I occasionally go on binges of television shows that I never watched when they were actually airing on television (for one example, see my posts here about various episodes of the Simpsons). My parents didn’t condone a lot of TV-watching as I grew up, and as an adult, I don’t bother with wasting money on cable or even Netflix. However, I do have a library card, and many public libraries have vast collections of DVDs, including television series. This has afforded me the opportunity to do a tiny bit of catching up on some shows.
My current TV show project, The West Wing, has thoroughly captured my interest and attention. As of this writing, I am about halfway through the third season of the series, and in the first minutes of episode 15, “Hartsfield’s Landing,” C.J. Cregg makes mention during a press briefing of the origins of the seventh inning stretch. Stretch time, she informs reporters, was founded by President William Howard Taft. Naturally this caught my attention, so I had to do a little poking around to find out whether this was true.

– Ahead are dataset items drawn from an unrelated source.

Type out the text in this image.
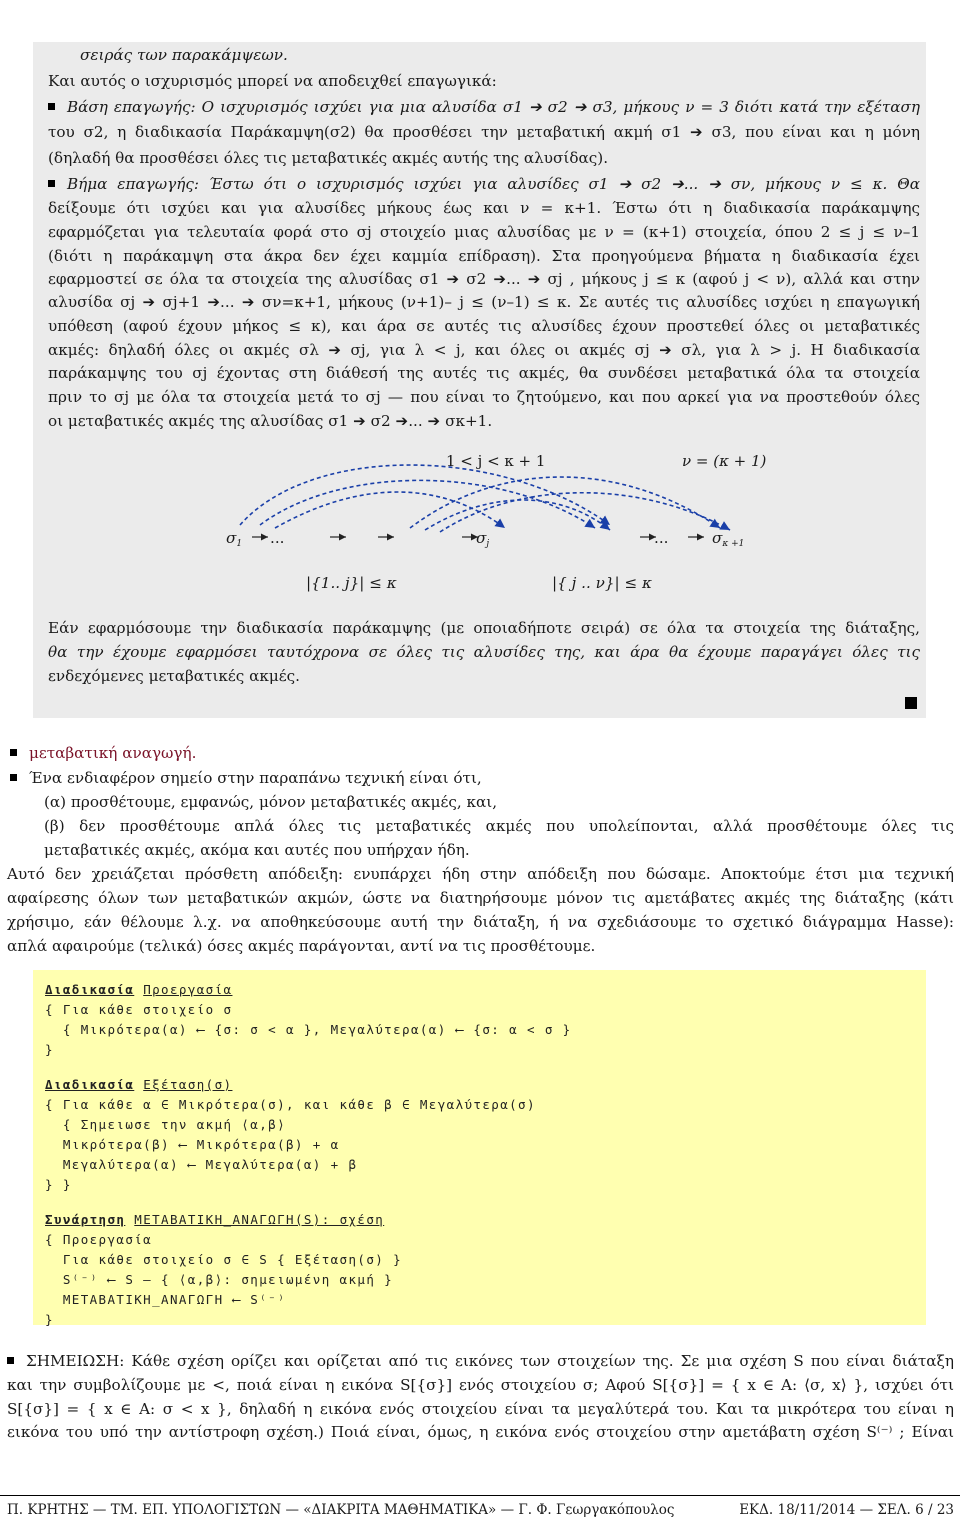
σειράς των παρακάμψεων.
Και αυτός ο ισχυρισμός μπορεί να αποδειχθεί επαγωγικά:
Βάση επαγωγής: Ο ισχυρισμός ισχύει για μια αλυσίδα σ1 ➔ σ2 ➔ σ3, μήκους ν = 3 διότι κατά την εξέταση
του σ2, η διαδικασία Παράκαμψη(σ2) θα προσθέσει την μεταβατική ακμή σ1 ➔ σ3, που είναι και η μόνη
(δηλαδή θα προσθέσει όλες τις μεταβατικές ακμές αυτής της αλυσίδας).
Βήμα επαγωγής: Έστω ότι ο ισχυρισμός ισχύει για αλυσίδες σ1 ➔ σ2 ➔... ➔ σν, μήκους ν ≤ κ. Θα
δείξουμε ότι ισχύει και για αλυσίδες μήκους έως και ν = κ+1. Έστω ότι η διαδικασία παράκαμψης
εφαρμόζεται για τελευταία φορά στο σj στοιχείο μιας αλυσίδας με ν = (κ+1) στοιχεία, όπου 2 ≤ j ≤ ν–1
(διότι η παράκαμψη στα άκρα δεν έχει καμμία επίδραση). Στα προηγούμενα βήματα η διαδικασία έχει
εφαρμοστεί σε όλα τα στοιχεία της αλυσίδας σ1 ➔ σ2 ➔... ➔ σj , μήκους j ≤ κ (αφού j < ν), αλλά και στην
αλυσίδα σj ➔ σj+1 ➔... ➔ σν=κ+1, μήκους (ν+1)– j ≤ (ν–1) ≤ κ. Σε αυτές τις αλυσίδες ισχύει η επαγωγική
υπόθεση (αφού έχουν μήκος ≤ κ), και άρα σε αυτές τις αλυσίδες έχουν προστεθεί όλες οι μεταβατικές
ακμές: δηλαδή όλες οι ακμές σλ ➔ σj, για λ < j, και όλες οι ακμές σj ➔ σλ, για λ > j. Η διαδικασία
παράκαμψης του σj έχοντας στη διάθεσή της αυτές τις ακμές, θα συνδέσει μεταβατικά όλα τα στοιχεία
πριν το σj με όλα τα στοιχεία μετά το σj — που είναι το ζητούμενο, και που αρκεί για να προστεθούν όλες
οι μεταβατικές ακμές της αλυσίδας σ1 ➔ σ2 ➔... ➔ σκ+1.
1 < j < κ + 1	ν = (κ + 1)
$\sigma_1$ ...	$\sigma_j$	...	$\sigma_{\kappa +1}$
|{1.. j}| ≤ κ	|{ j .. ν}| ≤ κ
Εάν εφαρμόσουμε την διαδικασία παράκαμψης (με οποιαδήποτε σειρά) σε όλα τα στοιχεία της διάταξης,
θα την έχουμε εφαρμόσει ταυτόχρονα σε όλες τις αλυσίδες της, και άρα θα έχουμε παραγάγει όλες τις
ενδεχόμενες μεταβατικές ακμές.
μεταβατική αναγωγή.
Ένα ενδιαφέρον σημείο στην παραπάνω τεχνική είναι ότι,
(α) προσθέτουμε, εμφανώς, μόνον μεταβατικές ακμές, και,
(β) δεν προσθέτουμε απλά όλες τις μεταβατικές ακμές που υπολείπονται, αλλά προσθέτουμε όλες τις
μεταβατικές ακμές, ακόμα και αυτές που υπήρχαν ήδη.
Αυτό δεν χρειάζεται πρόσθετη απόδειξη: ενυπάρχει ήδη στην απόδειξη που δώσαμε. Αποκτούμε έτσι μια τεχνική
αφαίρεσης όλων των μεταβατικών ακμών, ώστε να διατηρήσουμε μόνον τις αμετάβατες ακμές της διάταξης (κάτι
χρήσιμο, εάν θέλουμε λ.χ. να αποθηκεύσουμε αυτή την διάταξη, ή να σχεδιάσουμε το σχετικό διάγραμμα Hasse):
απλά αφαιρούμε (τελικά) όσες ακμές παράγονται, αντί να τις προσθέτουμε.
Διαδικασία Προεργασία
{ Για κάθε στοιχείο σ
{ Μικρότερα(α) ⟵ {σ: σ < α }, Μεγαλύτερα(α) ⟵ {σ: α < σ }
}
Διαδικασία Εξέταση(σ)
{ Για κάθε α ∈ Μικρότερα(σ), και κάθε β ∈ Μεγαλύτερα(σ)
{ Σημειωσε την ακμή ⟨α,β⟩
Μικρότερα(β) ⟵ Μικρότερα(β) + α
Μεγαλύτερα(α) ⟵ Μεγαλύτερα(α) + β
} }
Συνάρτηση ΜΕΤΑΒΑΤΙΚΗ_ΑΝΑΓΩΓΗ(S): σχέση
{ Προεργασία
Για κάθε στοιχείο σ ∈ S { Εξέταση(σ) }
S⁽⁻⁾ ⟵ S – { ⟨α,β⟩: σημειωμένη ακμή }
ΜΕΤΑΒΑΤΙΚΗ_ΑΝΑΓΩΓΗ ⟵ S⁽⁻⁾
}
ΣΗΜΕΙΩΣΗ: Κάθε σχέση ορίζει και ορίζεται από τις εικόνες των στοιχείων της. Σε μια σχέση S που είναι διάταξη
και την συμβολίζουμε με <, ποιά είναι η εικόνα S[{σ}] ενός στοιχείου σ; Αφού S[{σ}] = { x ∈ A: ⟨σ, x⟩ }, ισχύει ότι
S[{σ}] = { x ∈ A: σ < x }, δηλαδή η εικόνα ενός στοιχείου είναι τα μεγαλύτερά του. Και τα μικρότερα του είναι η
εικόνα του υπό την αντίστροφη σχέση.) Ποιά είναι, όμως, η εικόνα ενός στοιχείου στην αμετάβατη σχέση S⁽⁻⁾ ; Είναι
Π. ΚΡΗΤΗΣ — ΤΜ. ΕΠ. ΥΠΟΛΟΓΙΣΤΩΝ — «ΔΙΑΚΡΙΤΑ ΜΑΘΗΜΑΤΙΚΑ» — Γ. Φ. Γεωργακόπουλος	ΕΚΔ. 18/11/2014 — ΣΕΛ. 6 / 23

It seems the actual origins of the seventh inning have faded with time, but the story of President Taft does circulate. According to the story, during a game he attended on April 4, 1910, the obese Taft stood up during the seventh inning to stretch his legs and find some respite from sitting in the small, wooden chair. When other fans at the ballgame saw Taft stand, they also stood in a gesture of respect for the commander-in-chief.
Another possibility for the tradition’s origins dates back to 1869. According to an article in the New York Herald, following a particularly long second inning of a game between the Cincinnati Red Stockings and the Brooklyn Eagles, the entire crowd at the park simply stood up to stretch. Actual stretch time, of course, then was moved to later in the game.
A third story, this one also dating back to 1869, comes from a letter written by Harry Wright of the Cincinnati Red Stockings. According to Wright, “The spectators all arise between halves of the seventh inning, extend their legs and arms and sometimes walk about. In so doing they enjoy the relief afforded by relaxation from a long posture upon hard benches.”
Today, of course, stretch time comes with singing the chorus of Jack Norworth’s “Take Me Out to the Ballgame,” as well as an end to alcohol sales for that game. Whatever the actual origins of the seventh inning stretch, there seems to be no doubt that it was borne out of a need for fans to take a break from the long period of sitting.
William Howard Taft became the first United States President to throw out the ceremonial first pitch on April 14, 1910 at American League Park in Washington, D.C. Once the official game started, pitcher Walter Johnson one-hit the A’s, leading the Senators to a 3-0 victory in their season opener. President Taft stayed on hand to watch the events of the impressive performance unfold.